Estudió en las monjas de Sant Vicent. Al terminar allí, ¿siguió estudiando?
—Estuve allí hasta los 16 años. Allí mismo aprendí contabilidad y, cuando terminé, empecé a trabajar en los laboratorios de la farmacia de Marí. Me llegué a plantear salir fuera a estudiar, pero me enamoré y me quité esa idea de la cabeza.

¿De quién se enamoró?
—De Toni ‘Platé’. Jugaba a fútbol con el Ràpid y era muy guapo y popular. A mí me caía fatal, me parecía muy creído. La primera vez que hablé con él fue cuando su prima, que era mi amiga, me retó a decirle de salir a bailar. Me dijo que él me diría que no, pero me dijo que sí y fui yo la que se echó atrás (ríe). No lo vi más hasta que tuve 16 años, cuando me tocó hacerle de celestina a una amiga para que le conociera, pero me lo acabé quedando para mí (ríe). Salimos durante seis años antes de casarnos. Tuvimos a nuestro hijo Paco, que tiene a mi nieta Arlette. Paco falleció muy pronto, con 45 años.

¿Dejó de trabajar al casarse?
—Lo dejé una temporada, hasta poco después de tener al niño. Cuando murió su padre, pillé una depresión muy grande y los médicos me aconsejaron trabajar en lo que fuera. Así que me puse a trabajar, tanto como de camarera de piso como en lavandería, en las empresas Matutes. Estuve allí hasta hace tres años, que fue cuando me jubilé.

¿A qué se dedica desde entonces?
—Al voluntariado. En realidad es a lo que me he dedicado siempre. Desde pequeña, y es que mi madrina, Maria Riquer, era la jefa de Falange en Ibiza. Y desde pequeña siempre me llevaba a la Cruz Roja a hacer servicios sociales… Solíamos ir también al Pereira. Allí, en la parte de abajo, iban todos los señores ricos de Ibiza a jugar a cartas cuando era ilegal. Mi madrina me mandaba con la hucha a pedirles un billete a cada uno de ellos a medida que iban llegando y no había ninguno que no lo soltara. ¡Menuda bronca le hubiera caído al que no me lo diera! (Ríe). Desde entonces he estado siempre involucrada en obras sociales, sobre todo con la Cruz Roja, llevando las huchas cada verano a los hoteles. Iba en Navidad a repartir comida entre los más necesitados… Ahora estoy más involucrada con la gente mayor, algo que me sigue dando satisfacciones: hace poco una señora de más de 90 años me reconoció como ‘la hija de Amalia’ por mi voz. Me emocionó. También colaboro en otras organizaciones, como la del Alzheimer o la del Cáncer… Estoy disponible para quien me llame.

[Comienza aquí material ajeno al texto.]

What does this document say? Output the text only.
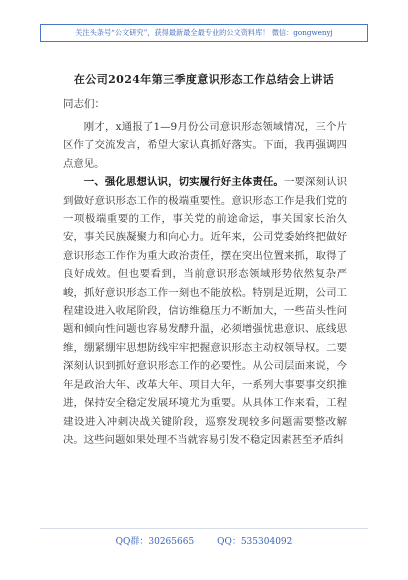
关注头条号“公文研究”，获得最新最全最专业的公文资料库！ 微信：gongwenyj
在公司2024年第三季度意识形态工作总结会上讲话
同志们：

刚才，x通报了1—9月份公司意识形态领域情况，三个片区作了交流发言，希望大家认真抓好落实。下面，我再强调四点意见。

一、强化思想认识，切实履行好主体责任。一要深刻认识到做好意识形态工作的极端重要性。意识形态工作是我们党的一项极端重要的工作，事关党的前途命运，事关国家长治久安，事关民族凝聚力和向心力。近年来，公司党委始终把做好意识形态工作作为重大政治责任，摆在突出位置来抓，取得了良好成效。但也要看到，当前意识形态领域形势依然复杂严峻，抓好意识形态工作一刻也不能放松。特别是近期，公司工程建设进入收尾阶段，信访维稳压力不断加大，一些苗头性问题和倾向性问题也容易发酵升温，必须增强忧患意识、底线思维，绷紧绷牢思想防线牢牢把握意识形态主动权领导权。二要深刻认识到抓好意识形态工作的必要性。从公司层面来说，今年是政治大年、改革大年、项目大年，一系列大事要事交织推进，保持安全稳定发展环境尤为重要。从具体工作来看，工程建设进入冲刺决战关键阶段，巡察发现较多问题需要整改解决。这些问题如果处理不当就容易引发不稳定因素甚至矛盾纠

QQ群：30265665	QQ：535304092
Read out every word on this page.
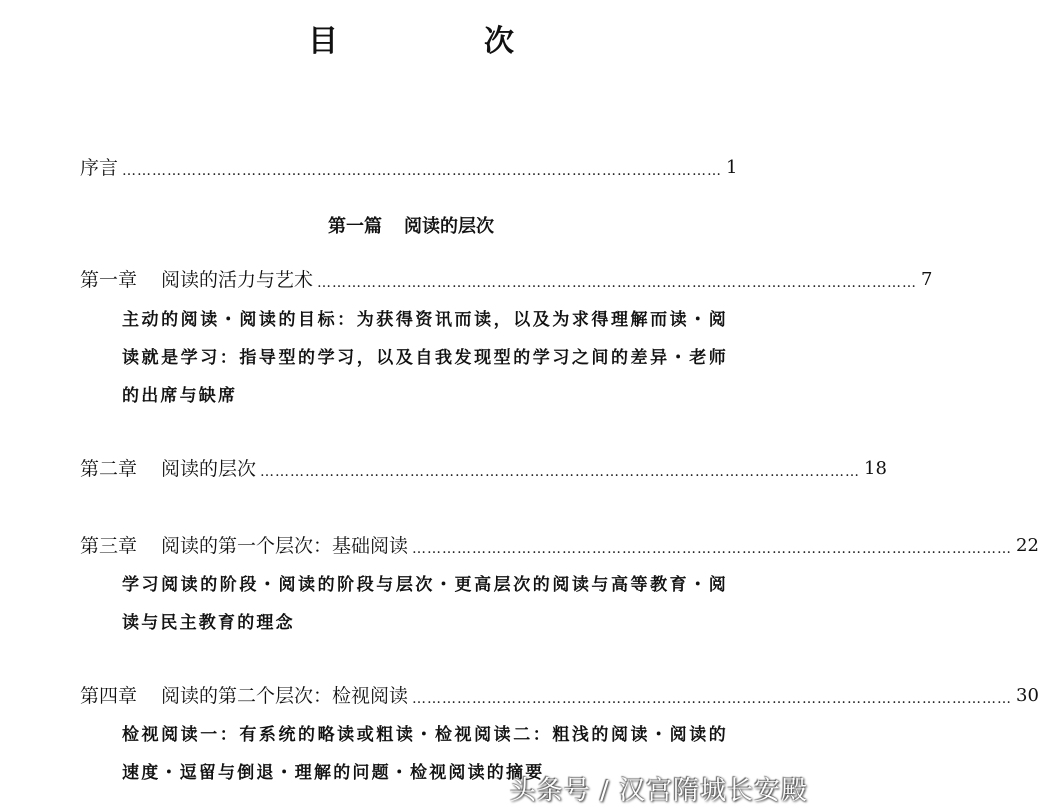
目　次
序言 ………………………………………………………………………………………………………… 1
第一篇 阅读的层次
第一章 阅读的活力与艺术 ………………………………………………………………………………………………………… 7

主动的阅读・阅读的目标：为获得资讯而读，以及为求得理解而读・阅读就是学习：指导型的学习，以及自我发现型的学习之间的差异・老师的出席与缺席

第二章 阅读的层次 ………………………………………………………………………………………………………… 18
第三章 阅读的第一个层次：基础阅读 ………………………………………………………………………………………………………… 22

学习阅读的阶段・阅读的阶段与层次・更高层次的阅读与高等教育・阅读与民主教育的理念

第四章 阅读的第二个层次：检视阅读 ………………………………………………………………………………………………………… 30

检视阅读一：有系统的略读或粗读・检视阅读二：粗浅的阅读・阅读的速度・逗留与倒退・理解的问题・检视阅读的摘要

头条号 / 汉宫隋城长安殿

¿Qué relación tenían con la familia Riquer para que María fuera su madrina?
—Obviamente, ninguna de tipo familiar. Resulta que mi abuela era la cocinera de María, que no tenía hijos, y, al enterarse de que mi madre estaba embarazada, le dijo la ilusión que le hacía ser mi madrina. Así fue. Además, como no tenía familia aquí, el padrino de bodas de mi padre fue su teniente coronel. Y es que mi padre era su asistente personal mientras hacía la mili y él mismo se ofreció.